Yekaterina Smirnova

Personal information
- Born: 21 May 1988 (age 38) Oskemen, Kazakhstan
- Height: 165 cm (5 ft 5 in)
- Weight: 63 kg (139 lb)

Medal record
Women's canoe slalom
Representing Kazakhstan
Asian Championships
| Gold medal – first place | 2016 Toyama | C1 team |
| Silver medal – second place | 2013 Shuili | C1 team |
| Silver medal – second place | 2016 Toyama | K1 team |
| Bronze medal – third place | 2013 Shuili | K1 |

= Yekaterina Smirnova (canoeist) =

Kazakhstani canoeist

Yekaterina Smirnova (Екатерина Смирнова, born 21 May 1988), née Lukicheva (Лукичёва), is a Kazakhstani slalom canoeist who has competed at the international level since 2004.

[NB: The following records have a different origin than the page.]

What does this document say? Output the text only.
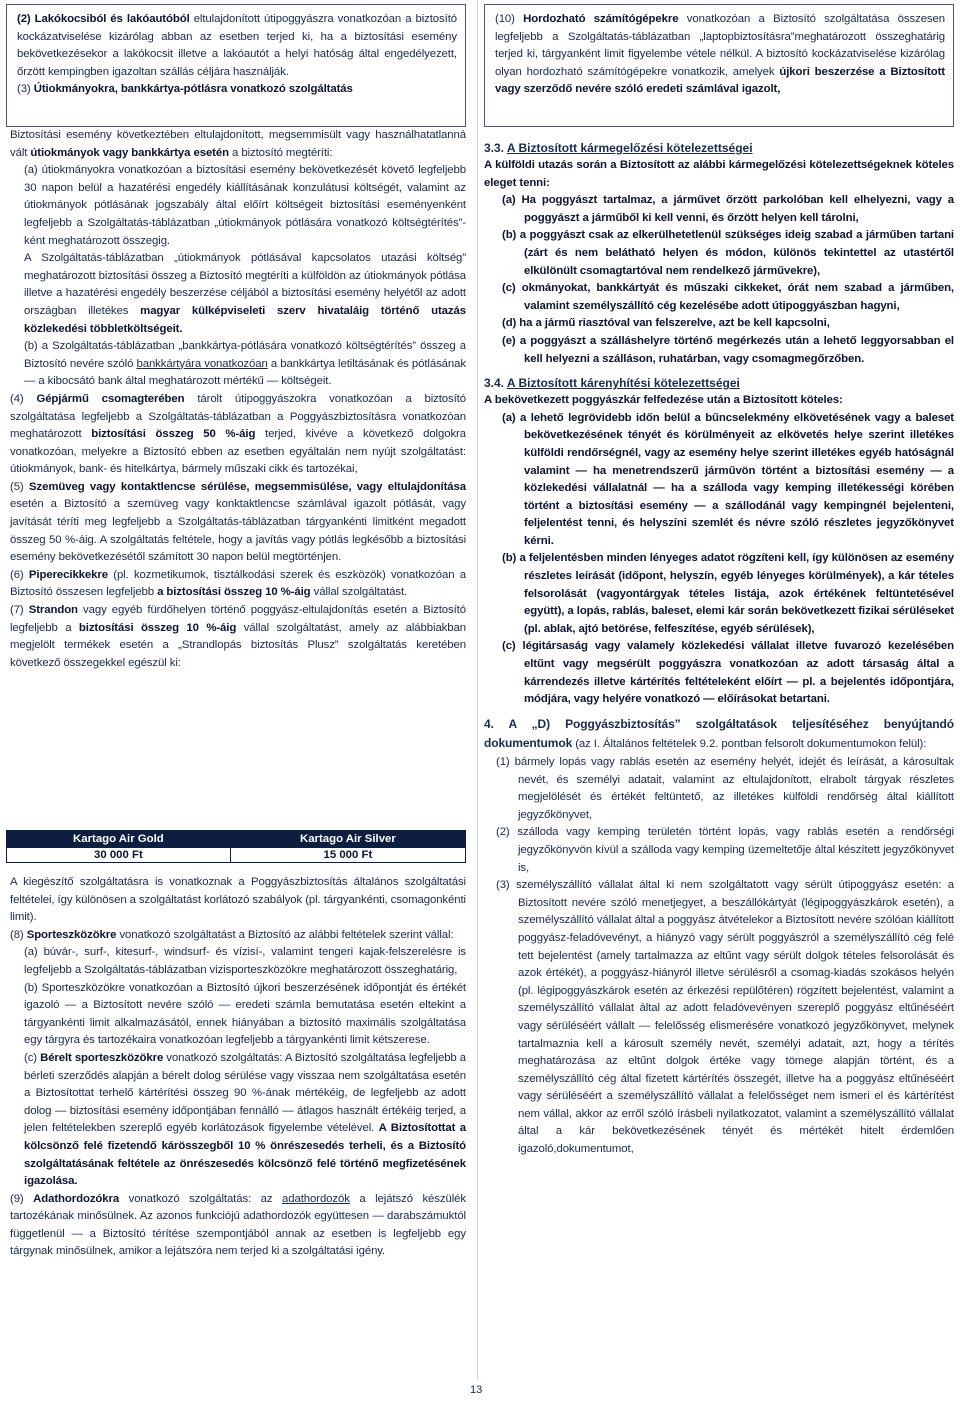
(2) Lakókocsiból és lakóautóból eltulajdonított útipoggyászra vonatkozóan a biztosító kockázatviselése kizárólag abban az esetben terjed ki, ha a biztosítási esemény bekövetkezésekor a lakókocsit illetve a lakóautót a helyi hatóság által engedélyezett, őrzött kempingben igazoltan szállás céljára használják.

(3) Útiokmányokra, bankkártya-pótlásra vonatkozó szolgáltatás

Biztosítási esemény következtében eltulajdonított, megsemmisült vagy használhatatlanná vált útiokmányok vagy bankkártya esetén a biztosító megtéríti:

(a) útiokmányokra vonatkozóan a biztosítási esemény bekövetkezését követő legfeljebb 30 napon belül a hazatérési engedély kiállításának konzulátusi költségét, valamint az útiokmányok pótlásának jogszabály által előírt költségeit biztosítási eseményenként legfeljebb a Szolgáltatás-táblázatban „útiokmányok pótlására vonatkozó költségtérítés”- ként meghatározott összegig.

A Szolgáltatás-táblázatban „útiokmányok pótlásával kapcsolatos utazási költség” meghatározott biztosítási összeg a Biztosító megtéríti a külföldön az útiokmányok pótlása illetve a hazatérési engedély beszerzése céljából a biztosítási esemény helyétől az adott országban illetékes magyar külképviseleti szerv hivataláig történő utazás közlekedési többletköltségeit.

(b) a Szolgáltatás-táblázatban „bankkártya-pótlására vonatkozó költségtérítés” összeg a Biztosító nevére szóló bankkártyára vonatkozóan a bankkártya letiltásának és pótlásának — a kibocsátó bank által meghatározott mértékű — költségeit.

(4) Gépjármű csomagterében tárolt útipoggyászokra vonatkozóan a biztosító szolgáltatása legfeljebb a Szolgáltatás-táblázatban a Poggyászbiztosításra vonatkozóan meghatározott biztosítási összeg 50 %-áig terjed, kivéve a következő dolgokra vonatkozóan, melyekre a Biztosító ebben az esetben egyáltalán nem nyújt szolgáltatást: útiokmányok, bank- és hitelkártya, bármely műszaki cikk és tartozékai,

(5) Szemüveg vagy kontaktlencse sérülése, megsemmisülése, vagy eltulajdonítása esetén a Biztosító a szemüveg vagy konktaktlencse számlával igazolt pótlását, vagy javítását téríti meg legfeljebb a Szolgáltatás-táblázatban tárgyankénti limitként megadott összeg 50 %-áig. A szolgáltatás feltétele, hogy a javítás vagy pótlás legkésőbb a biztosítási esemény bekövetkezésétől számított 30 napon belül megtörténjen.

(6) Piperecikkekre (pl. kozmetikumok, tisztálkodási szerek és eszközök) vonatkozóan a Biztosító összesen legfeljebb a biztosítási összeg 10 %-áig vállal szolgáltatást.

(7) Strandon vagy egyéb fürdőhelyen történő poggyász-eltulajdonítás esetén a Biztosító legfeljebb a biztosítási összeg 10 %-áig vállal szolgáltatást, amely az alábbiakban megjelölt termékek esetén a „Strandlopás biztosítás Plusz” szolgáltatás keretében következő összegekkel egészül ki:

Kartago Air Gold	Kartago Air Silver
30 000 Ft	15 000 Ft

A kiegészítő szolgáltatásra is vonatkoznak a Poggyászbiztosítás általános szolgáltatási feltételei, így különösen a szolgáltatást korlátozó szabályok (pl. tárgyankénti, csomagonkénti limit).

(8) Sporteszközökre vonatkozó szolgáltatást a Biztosító az alábbi feltételek szerint vállal:

(a) búvár-, surf-, kitesurf-, windsurf- és vízisí-, valamint tengeri kajak-felszerelésre is legfeljebb a Szolgáltatás-táblázatban vizisporteszközökre meghatározott összeghatárig,

(b) Sporteszközökre vonatkozóan a Biztosító újkori beszerzésének időpontját és értékét igazoló — a Biztosított nevére szóló — eredeti számla bemutatása esetén eltekint a tárgyankénti limit alkalmazásától, ennek hiányában a biztosító maximális szolgáltatása egy tárgyra és tartozékaira vonatkozóan legfeljebb a tárgyankénti limit kétszerese.

(c) Bérelt sporteszközökre vonatkozó szolgáltatás: A Biztosító szolgáltatása legfeljebb a bérleti szerződés alapján a bérelt dolog sérülése vagy visszaa nem szolgáltatása esetén a Biztosítottat terhelő kártérítési összeg 90 %-ának mértékéig, de legfeljebb az adott dolog — biztosítási esemény időpontjában fennálló — átlagos használt értékéig terjed, a jelen feltételekben szereplő egyéb korlátozások figyelembe vételével. A Biztosítottat a kölcsönző felé fizetendő kárösszegből 10 % önrészesedés terheli, és a Biztosító szolgáltatásának feltétele az önrészesedés kölcsönző felé történő megfizetésének igazolása.

(9) Adathordozókra vonatkozó szolgáltatás: az adathordozók a lejátszó készülék tartozékának minősülnek. Az azonos funkciójú adathordozók együttesen — darabszámuktól függetlenül — a Biztosító térítése szempontjából annak az esetben is legfeljebb egy tárgynak minősülnek, amikor a lejátszóra nem terjed ki a szolgáltatási igény.

(10) Hordozható számítógépekre vonatkozóan a Biztosító szolgáltatása összesen legfeljebb a Szolgáltatás-táblázatban „laptopbiztosításra”meghatározott összeghatárig terjed ki, tárgyanként limit figyelembe vétele nélkül. A biztosító kockázatviselése kizárólag olyan hordozható számítógépekre vonatkozik, amelyek újkori beszerzése a Biztosított vagy szerződő nevére szóló eredeti számlával igazolt,

3.3. A Biztosított kármegelőzési kötelezettségei

A külföldi utazás során a Biztosított az alábbi kármegelőzési kötelezettségeknek köteles eleget tenni:

(a) Ha poggyászt tartalmaz, a járművet őrzött parkolóban kell elhelyezni, vagy a poggyászt a járműből ki kell venni, és őrzött helyen kell tárolni,

(b) a poggyászt csak az elkerülhetetlenül szükséges ideig szabad a járműben tartani (zárt és nem belátható helyen és módon, különös tekintettel az utastértől elkülönült csomagtartóval nem rendelkező járművekre),

(c) okmányokat, bankkártyát és műszaki cikkeket, órát nem szabad a járműben, valamint személyszállító cég kezelésébe adott útipoggyászban hagyni,

(d) ha a jármű riasztóval van felszerelve, azt be kell kapcsolni,

(e) a poggyászt a szálláshelyre történő megérkezés után a lehető leggyorsabban el kell helyezni a szálláson, ruhatárban, vagy csomagmegőrzőben.

3.4. A Biztosított kárenyhítési kötelezettségei

A bekövetkezett poggyászkár felfedezése után a Biztosított köteles:

(a) a lehető legrövidebb időn belül a bűncselekmény elkövetésének vagy a baleset bekövetkezésének tényét és körülményeit az elkövetés helye szerint illetékes külföldi rendőrségnél, vagy az esemény helye szerint illetékes egyéb hatóságnál valamint — ha menetrendszerű járművön történt a biztosítási esemény — a közlekedési vállalatnál — ha a szálloda vagy kemping illetékességi körében történt a biztosítási esemény — a szállodánál vagy kempingnél bejelenteni, feljelentést tenni, és helyszíni szemlét és névre szóló részletes jegyzőkönyvet kérni.

(b) a feljelentésben minden lényeges adatot rögzíteni kell, így különösen az esemény részletes leírását (időpont, helyszín, egyéb lényeges körülmények), a kár tételes felsorolását (vagyontárgyak tételes listája, azok értékének feltüntetésével együtt), a lopás, rablás, baleset, elemi kár során bekövetkezett fizikai sérüléseket (pl. ablak, ajtó betörése, felfeszítése, egyéb sérülések),

(c) légitársaság vagy valamely közlekedési vállalat illetve fuvarozó kezelésében eltűnt vagy megsérült poggyászra vonatkozóan az adott társaság által a kárrendezés illetve kártérítés feltételeként előírt — pl. a bejelentés időpontjára, módjára, vagy helyére vonatkozó — előírásokat betartani.

4. A „D) Poggyászbiztosítás” szolgáltatások teljesítéséhez benyújtandó dokumentumok (az I. Általános feltételek 9.2. pontban felsorolt dokumentumokon felül):

(1) bármely lopás vagy rablás esetén az esemény helyét, idejét és leírását, a károsultak nevét, és személyi adatait, valamint az eltulajdonított, elrabolt tárgyak részletes megjelölését és értékét feltüntető, az illetékes külföldi rendőrség által kiállított jegyzőkönyvet,

(2) szálloda vagy kemping területén történt lopás, vagy rablás esetén a rendőrségi jegyzőkönyvön kívül a szálloda vagy kemping üzemeltetője által készített jegyzőkönyvet is,

(3) személyszállító vállalat által ki nem szolgáltatott vagy sérült útipoggyász esetén: a Biztosított nevére szóló menetjegyet, a beszállókártyát (légipoggyászkárok esetén), a személyszállító vállalat által a poggyász átvételekor a Biztosított nevére szólóan kiállított poggyász-feladóvevényt, a hiányzó vagy sérült poggyászról a személyszállító cég felé tett bejelentést (amely tartalmazza az eltűnt vagy sérült dolgok tételes felsorolását és azok értékét), a poggyász-hiányról illetve sérülésről a csomag-kiadás szokásos helyén (pl. légipoggyászkárok esetén az érkezési repülőtéren) rögzített bejelentést, valamint a személyszállító vállalat által az adott feladóvevényen szereplő poggyász eltűnéséért vagy sérüléséért vállalt — felelősség elismerésére vonatkozó jegyzőkönyvet, melynek tartalmaznia kell a károsult személy nevét, személyi adatait, azt, hogy a térítés meghatározása az eltűnt dolgok értéke vagy tömege alapján történt, és a személyszállító cég által fizetett kártérítés összegét, illetve ha a poggyász eltűnéséért vagy sérüléséért a személyszállító vállalat a felelősséget nem ismeri el és kártérítést nem vállal, akkor az erről szóló írásbeli nyilatkozatot, valamint a személyszállító vállalat által a kár bekövetkezésének tényét és mértékét hitelt érdemlően igazoló,dokumentumot,

13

Smirnova competed in three Olympic Games. She was eliminated in the semifinals of the K1 event at the 2008 Summer Olympics in Beijing, finishing in 12th place. She then finished in 19th place in the K1 event at the 2016 Summer Olympics in Rio de Janeiro after being eliminated in the heats. At the delayed 2020 Summer Olympics in Tokyo, she finished 25th in the K1 event, once again eliminated in the heats.